Bloomberg has reported that there are talks between Uber and rival Careem to merge their services in the Middle East and North Africa (MENA) region; however, no other details were disclosed.
Careem spokesperson Maha Abouelenein commented on this by saying that her company does not comment on rumours. “Our focus remains to build the leading internet platform for the region, from the region. That means expanding to new markets and doubling down on our existing markets by adding new products and services to the platform. We are only getting started,” Abouelenein added.
Meanwhile, a government official said that Uber and Careem will not be allowed to merge their services in the local market, in order to protect the competition in this activity.

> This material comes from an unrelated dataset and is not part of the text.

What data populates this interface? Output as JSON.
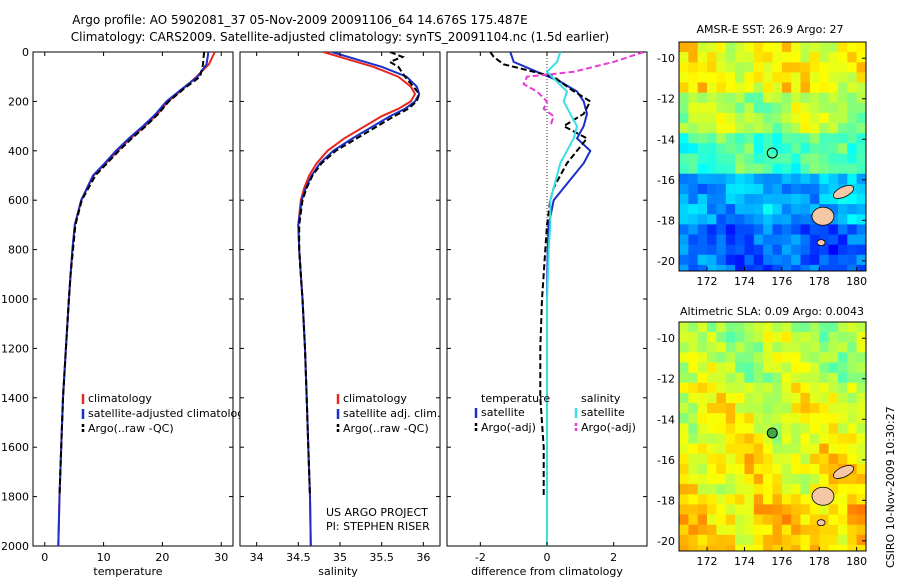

He said that the government will study the decision once it is officially addressed regarding the merging, pointing out that it is necessary to qualify the local market, in order to allow new companies to enter. Any control on this activity will limit the competition, according to the official.
“The law to protect competition and prevent monopolistic practices will handle studying any merging operations of companies in such cases. The only two companies working in the activity will not be allowed to merge,” he added.
He also explained that Egypt is new to this activity and has laid out the necessary licensing rules for the work in this activity last month.
Bloomberg also reported that Uber Technologies is discussing with Careem the potential of merging both companies in MENA and Egypt.
The report added that the two companies have discussed several possible frameworks of the agreement, according to which a current Careem head would manage the merged activity, while one of the companies or both of them would remain.
There is another suggestion which would allow Uber to own the application to present passenger transportation services in the Middle East.
The report said that during the discussions with Careem, Uber said that it wants to own over half of the merged company if not all of it.
Egypt has recently approved the law to regulate land transportation services using information technology, except for three articles delayed for further discussion.
The draft law is represented in 19 articles, in addition to four other issuance articles. The first article included the scope of the law in land transport in private vehicles, as well as mass transport, using information technology.
The second article obliges companies that allow or present land transport services, whether using private vehicles or mass transportation vehicles, to use information technology and settle their situation in accordance with the provisions of the law, during a period of no more than six months, since the date of the implementation.
These companies must pay a fee to settle its situation. The value of this fee is determined by the prime minister. It must be an amount that does not exceed the imposed annual fees, in accordance with the provisions of the law.
Additionally, the stipulated penal provisions come into effect only after the six-month period has passed.